Il semble que ce qui va arriver ici, c’est que la Turquie pourrait s’engager dans le 22ème siècle, encombrée de téléphones portables et de trafic, et Starbucks comme nulle part ailleurs dans le monde, pendant que les touristes paient pour des massages et des danses traditionnelles. Et qu'est-ce que cela préserve vraiment? Un certain secteur de l'économie? Les impressions étrangères précieuses des touristes sur la "culture" turque?

L'argument de Weiner fait ressortir le point désormais familier d'Edward Saïd sur l'orientalisme: l'Occident exotique et simplifie l'Orient, le corrigeant de façon permanente dans le passé et transformant ses peuples et sa culture en stéréotypes.

Dans une certaine mesure, le tourisme culturel qui n’a plus de racines dans une culture particulière et qui survit grâce aux revenus des touristes fait exactement cela.
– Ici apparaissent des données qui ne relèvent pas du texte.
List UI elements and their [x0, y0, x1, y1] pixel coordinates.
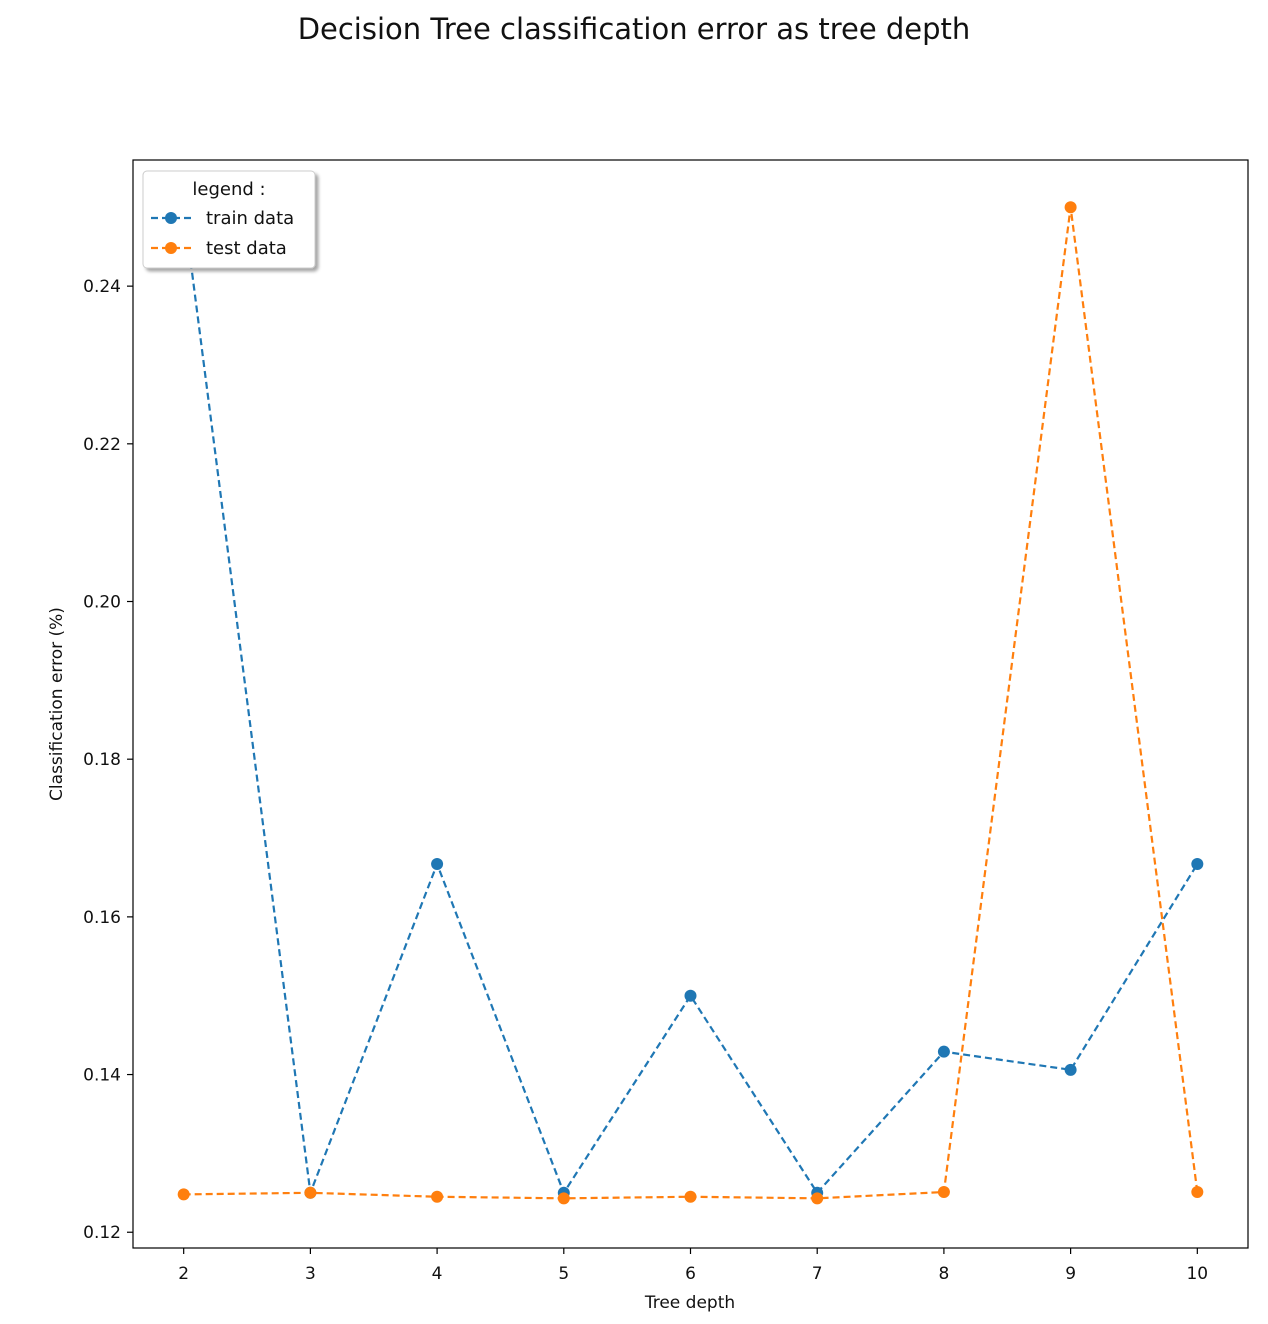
y-tick-label: 0.16 [83, 908, 121, 928]
legend-train-label: train data [206, 208, 294, 229]
x-tick-label: 6 [685, 1264, 696, 1284]
x-tick-label: 10 [1186, 1264, 1208, 1284]
test-data-point [304, 1186, 317, 1199]
test-data-point [557, 1192, 570, 1205]
y-tick-label: 0.24 [83, 277, 121, 297]
y-axis-label: Classification error (%) [47, 607, 67, 801]
x-tick-label: 4 [432, 1264, 443, 1284]
y-tick-label: 0.20 [83, 593, 121, 613]
legend-test-marker [165, 242, 177, 254]
test-data-point [937, 1186, 950, 1199]
y-tick-label: 0.22 [83, 435, 121, 455]
plot-area [133, 160, 1248, 1248]
train-data-point [1191, 858, 1204, 871]
y-tick-label: 0.18 [83, 750, 121, 770]
legend-box [142, 170, 316, 269]
x-tick-label: 2 [178, 1264, 189, 1284]
x-tick-label: 7 [812, 1264, 823, 1284]
test-data-point [177, 1188, 190, 1201]
legend: legend : train data test data [142, 170, 316, 269]
x-tick-label: 9 [1065, 1264, 1076, 1284]
y-tick-label: 0.14 [83, 1066, 121, 1086]
x-tick-label: 3 [305, 1264, 316, 1284]
test-data-point [1064, 201, 1077, 214]
train-data-point [937, 1045, 950, 1058]
x-axis-label: Tree depth [644, 1293, 735, 1313]
test-data-point [1191, 1186, 1204, 1199]
test-data-point [684, 1190, 697, 1203]
train-data-point [1064, 1063, 1077, 1076]
legend-test-label: test data [206, 238, 287, 259]
train-series-line [182, 207, 1199, 1196]
legend-train-marker [165, 212, 177, 224]
train-data-point [684, 989, 697, 1002]
test-data-point [811, 1192, 824, 1205]
x-tick-label: 8 [938, 1264, 949, 1284]
x-tick-label: 5 [558, 1264, 569, 1284]
legend-title: legend : [192, 179, 265, 200]
y-tick-label: 0.12 [83, 1223, 121, 1243]
chart-title: Decision Tree classification error as tr… [297, 12, 971, 46]
train-data-point [431, 858, 444, 871]
test-data-point [431, 1190, 444, 1203]
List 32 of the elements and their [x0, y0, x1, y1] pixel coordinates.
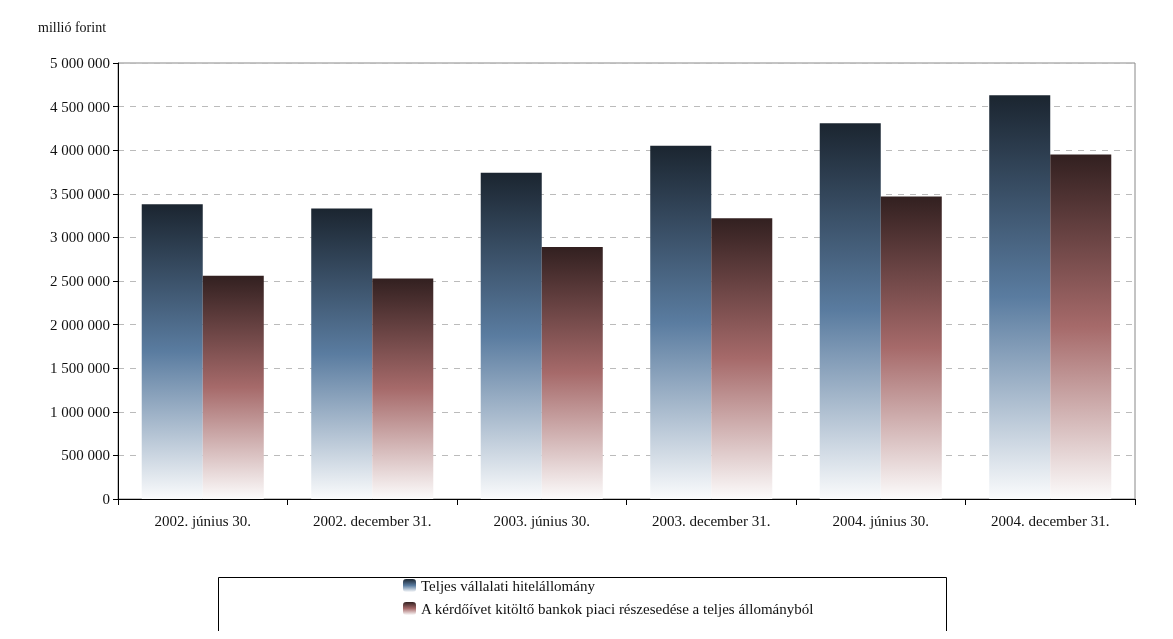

Les touristes vont voir une Turquie du XVe siècle, renforçant ainsi les idées reçues sur ce que devrait être la Turquie et niant la modernité plus complexe et plus complexe du pays.

Pendant ce temps, les dollars des touristes semblent indiquer à la Turquie quel type de culture elle doit avoir - ici, vous ne pouvez pas la protéger vous-même? Nous le ferons pour vous. Saïd qualifie ce processus d'intériorisation des stéréotypes culturels: les touristes entrent, définissent ce qu'est la culture turque à travers leurs idées sur la préservation de la culture, puis espèrent que les Turcs l'intérioriseront.

Je trouve la perte des cultures traditionnelles pénible, mais je ne pense pas que permettre aux pratiques culturelles traditionnelles d'être commercialisées et achetées par le tourisme soit nécessairement une solution positive, en particulier lorsque ces pratiques culturelles ont peut-être une signification bien plus grande dans l'esprit des touristes que dans celles des touristes. faire dans la vie quotidienne des habitants.

Je pense que cette solution ignore également de nombreux facteurs qui contribuent à la mort de la culture traditionnelle - accords de libre-échange dévastateurs et afflux de sociétés multinationales, poussée énorme de la culture capitaliste américaine à l'étranger (particulièrement évident dans le Mexique moderne), sans contrôle développement, destruction de l'environnement.

Les touristes peuvent continuer à payer pour leurs expériences culturelles dans des amphithéâtres mexicains et des hammams turcs, dans des «villages culturels» au Kenya ou à Bornéo, mais cela n'arrête pas les processus qui dévalorisent la culture traditionnelle et la transforment en un simple produit à consommer. L’achat de préservation de la culture avec de l’argent touristique évoque également un monde dans lequel un jour les Turcs, les Mexicains ou les Chinois n’auront peut-être plus aucun lien avec la culture traditionnelle, mais les touristes iront tout de même dans de petites bulles pour regarder des danses ou des cérémonies leur argent et leur départ, et la culture vivra dans les enclaves touristiques comme une simulation commerciale authentique de ce qui était autrefois. Un phénomène similaire pourrait se produire en Chine, avec la montée en puissance des parcs à thèmes pour minorités ethniques du pays.